The woman behind the counter sighed and said, “Oh honey, it don't get much worse than Five O' Clock.”
The name is so wonderfully endearing to me. Unlike Popov, which lays claims to some sort of Russian-ness, the Five knows that it is sad, sad vodka for drinking and ignoring your harpy of a wife and the reminders as to how low your life has fallen. There's a level of unpretension there that most liver-killing barely-palatable Rasputinjuice avoids.
Also, Five O'Clock boasts in ornate cursive on its label that it is bottled in Scobeyville, NJ. When I think “bottled in Jersey,” I do not think “drinkable.” I mostly think Master Shake.
As stated in my premiere review, Vodka shouldn't really have a look. I will say that I like Five's labeling, though. It would look almost respectable if not for the world's saddest name printed on the label. It's kind of like a beautiful woman named Adolfina-- it may look like you've got some good times ahead of you, but the name should clue you in that the people making it have filled it up with poison.
You know what? Evaluating something's “nose” is a holdover of the fact that I'm a whisky lover. This does not have “nose.” If anything, it has
WHEEZING SKULL HOLE
Pretty much like rubbing alcohol and sugar. It doesn't have the turpentine burn of our old buddy Mr. Boston, but there's a real awful candy sweetness there. If you've ever read Lanark (you haven't, but run with me here), this is pretty much the candy-gasoline smell I imagine the food of The Institute to have. And that food was a metaphor for mankind's apathetic consumption of one other. So this pretty much smells like the crimes of modern society.
One small sip of this just tasted bad—sweet and burning, like a really really run-down version of Van Gogh vodka. But it was when I poured myself a shot of of it and knocked that back that I really felt awful.
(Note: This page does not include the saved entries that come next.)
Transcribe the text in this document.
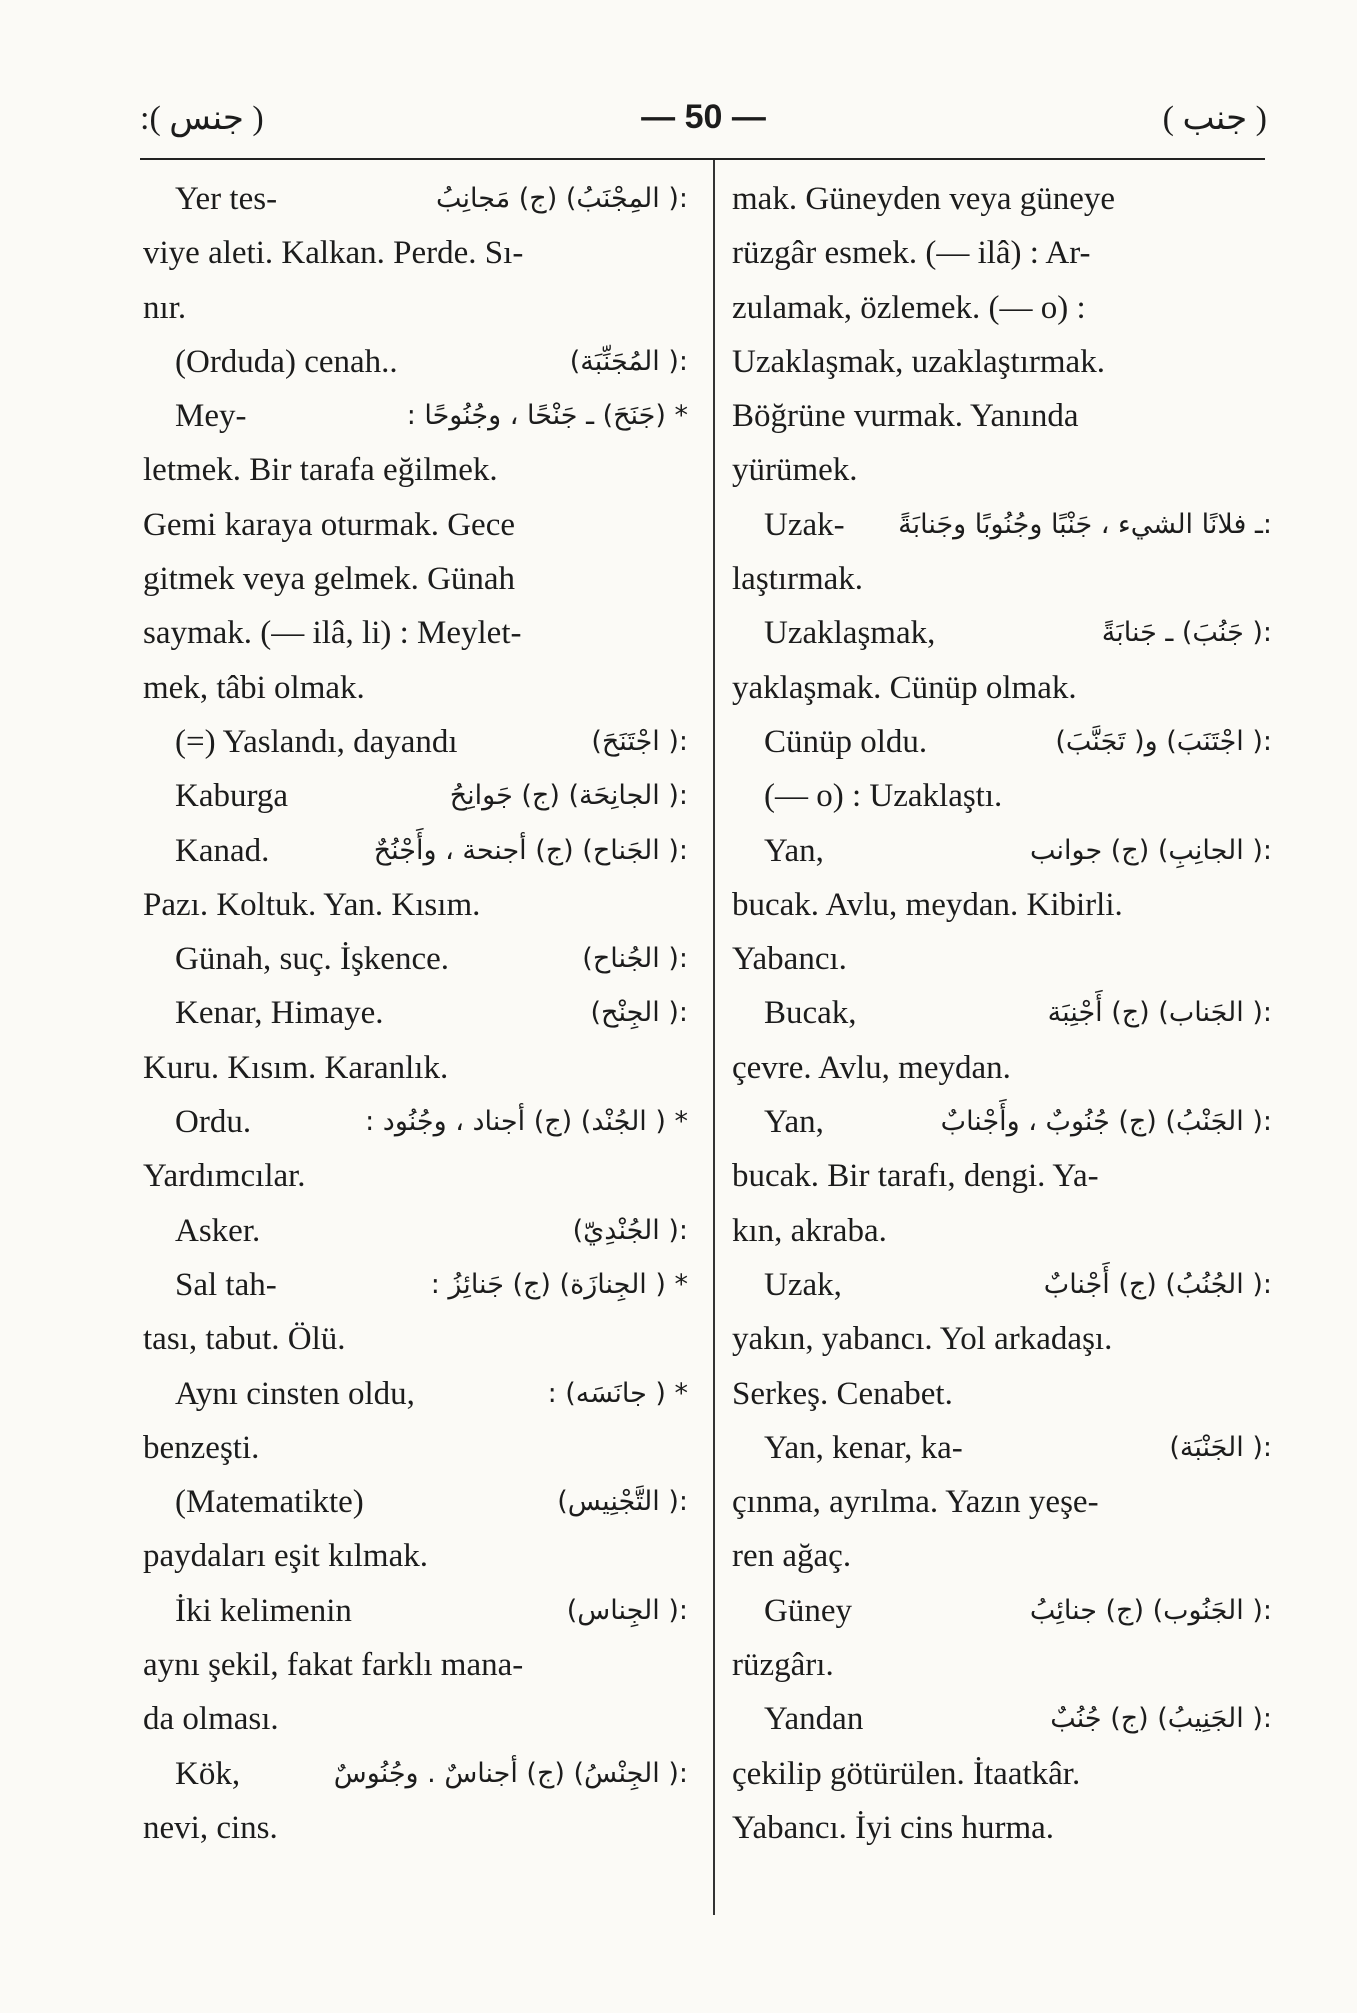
:( جنس )	— 50 —	( جنب )
Yer tes-	:( المِجْنَبُ) (ج) مَجانِبُ
viye aleti. Kalkan. Perde. Sı-
nır.
(Orduda) cenah..	:( المُجَنِّبَة)
Mey-	* (جَنَحَ) ـ جَنْحًا ، وجُنُوحًا :
letmek. Bir tarafa eğilmek.
Gemi karaya oturmak. Gece
gitmek veya gelmek. Günah
saymak. (— ilâ, li) : Meylet-
mek, tâbi olmak.
(=) Yaslandı, dayandı	:( اجْتَنَحَ)
Kaburga	:( الجانِحَة) (ج) جَوانِحُ
Kanad.	:( الجَناح) (ج) أجنحة ، وأَجْنُحٌ
Pazı. Koltuk. Yan. Kısım.
Günah, suç. İşkence.	:( الجُناح)
Kenar, Himaye.	:( الجِنْح)
Kuru. Kısım. Karanlık.
Ordu.	* ( الجُنْد) (ج) أجناد ، وجُنُود :
Yardımcılar.
Asker.	:( الجُنْدِيّ)
Sal tah-	* ( الجِنازَة) (ج) جَنائِزُ :
tası, tabut. Ölü.
Aynı cinsten oldu,	* ( جانَسَه) :
benzeşti.
(Matematikte)	:( التَّجْنِيس)
paydaları eşit kılmak.
İki kelimenin	:( الجِناس)
aynı şekil, fakat farklı mana-
da olması.
Kök,	:( الجِنْسُ) (ج) أجناسٌ . وجُنُوسٌ
nevi, cins.
mak. Güneyden veya güneye
rüzgâr esmek. (— ilâ) : Ar-
zulamak, özlemek. (— o) :
Uzaklaşmak, uzaklaştırmak.
Böğrüne vurmak. Yanında
yürümek.
Uzak- :ـ فلانًا الشيء ، جَنْبًا وجُنُوبًا وجَنابَةً
laştırmak.
Uzaklaşmak,	:( جَنُبَ) ـ جَنابَةً
yaklaşmak. Cünüp olmak.
Cünüp oldu.	:( اجْتَنَبَ) و( تَجَنَّبَ)
(— o) : Uzaklaştı.
Yan,	:( الجانِبِ) (ج) جوانب
bucak. Avlu, meydan. Kibirli.
Yabancı.
Bucak,	:( الجَناب) (ج) أَجْنِبَة
çevre. Avlu, meydan.
Yan,	:( الجَنْبُ) (ج) جُنُوبٌ ، وأَجْنابٌ
bucak. Bir tarafı, dengi. Ya-
kın, akraba.
Uzak,	:( الجُنُبُ) (ج) أَجْنابٌ
yakın, yabancı. Yol arkadaşı.
Serkeş. Cenabet.
Yan, kenar, ka-	:( الجَنْبَة)
çınma, ayrılma. Yazın yeşe-
ren ağaç.
Güney	:( الجَنُوب) (ج) جنائِبُ
rüzgârı.
Yandan	:( الجَنِيبُ) (ج) جُنُبٌ
çekilip götürülen. İtaatkâr.
Yabancı. İyi cins hurma.
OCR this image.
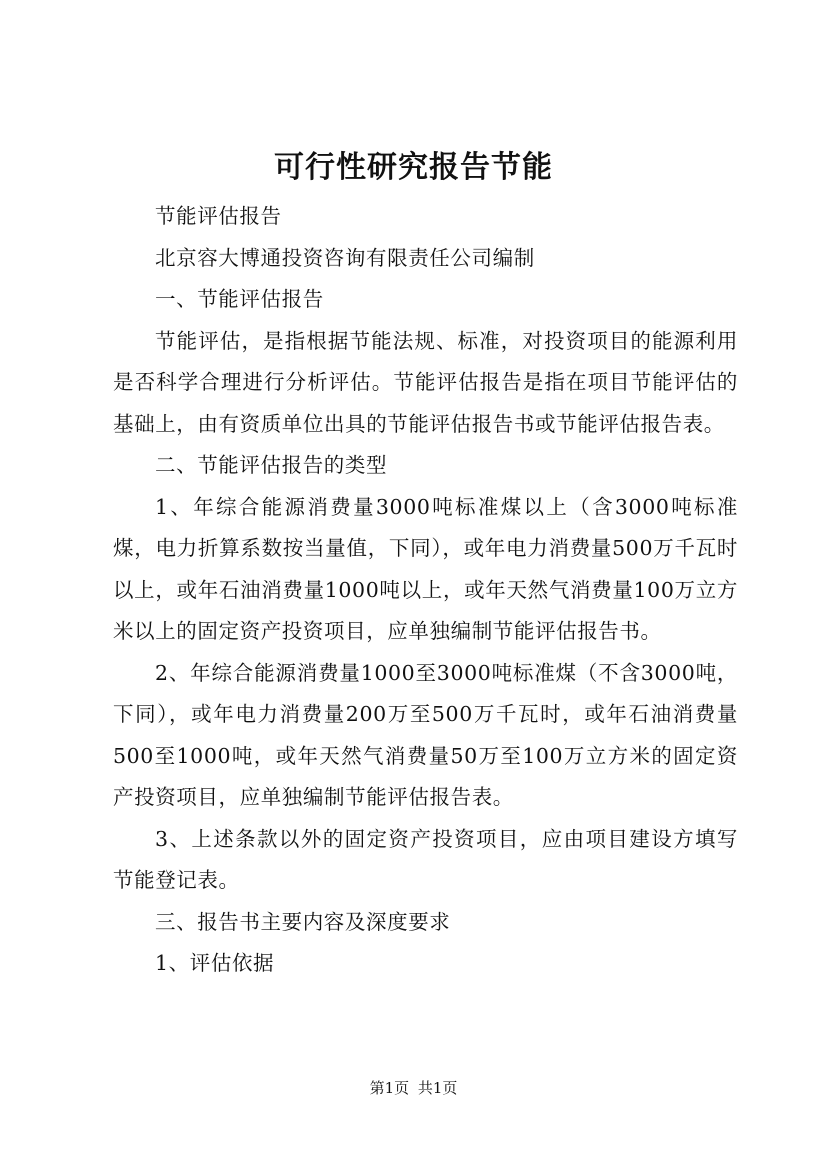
可行性研究报告节能

节能评估报告

北京容大博通投资咨询有限责任公司编制

一、节能评估报告

节能评估，是指根据节能法规、标准，对投资项目的能源利用是否科学合理进行分析评估。节能评估报告是指在项目节能评估的基础上，由有资质单位出具的节能评估报告书或节能评估报告表。

二、节能评估报告的类型

1、年综合能源消费量3000吨标准煤以上（含3000吨标准煤，电力折算系数按当量值，下同），或年电力消费量500万千瓦时以上，或年石油消费量1000吨以上，或年天然气消费量100万立方米以上的固定资产投资项目，应单独编制节能评估报告书。

2、年综合能源消费量1000至3000吨标准煤（不含3000吨，下同），或年电力消费量200万至500万千瓦时，或年石油消费量500至1000吨，或年天然气消费量50万至100万立方米的固定资产投资项目，应单独编制节能评估报告表。

3、上述条款以外的固定资产投资项目，应由项目建设方填写节能登记表。

三、报告书主要内容及深度要求

1、评估依据

第1页 共1页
The taste pretty much just rams the back of your throat like an uncaring lover and then your mouth gets full of that awful candy sweetness. If it's always Five O' Clock somewhere, that somewhere is Tangiers and it is sinister—this is what Mugwump milk tastes like, only it actually shortens your life. There's a bit of actual grain flavor there, but it tastes somehow like artificial bread and sugar. Like eating a gas-station honey bun dipped in grain alcohol. It's like a woman you think you can tolerate because the only thing she does on dates is check her phone too often but after you go to bed with her you realize that you've glossed over her awfulness with your own desperation and are willfully ignoring the fact that she invites the cat into bed with you and keeps talking about her parents and how they mistreated her.
So I just poured myself a white trash screwdriver because that actually pops up as one of the first google results if you try and find information on this stuff, like the names and family members of those responsible. It tastes somehow thick and filmy, like something out of a beaker that also faintly glows. There's still that really unnatural bitterness there.
It's as though you try to spend time with the girl from above and your friends, to tolerate her more or see if they will confirm your suspicions. But she somehow does become tolerable, and for one blissful evening, you forget that every time she smiles it has become like an iron file on your rib bones, and as you spend more and more time with her every bit of your extremities slowly numbs until the only feeling left is a foul taste in your mouth and a swelling sickness between your lungs.
Eventually you realize that this is what you've devoted your life to getting, and that the things you're passionate about, that you want to devote your life to (single malt scotch, in this metaphor) are out of your reach, that you will be going to bed with Five O' Clock tonight, every night, that all you can taste anymore is artificiality and grain alcohol.
And that you would rather be alone, and sober, than be drinking this.
Oh honey, it don't get much worse than Five O' Clock.
My girlfriend reads this blog. Hi honey. I love you.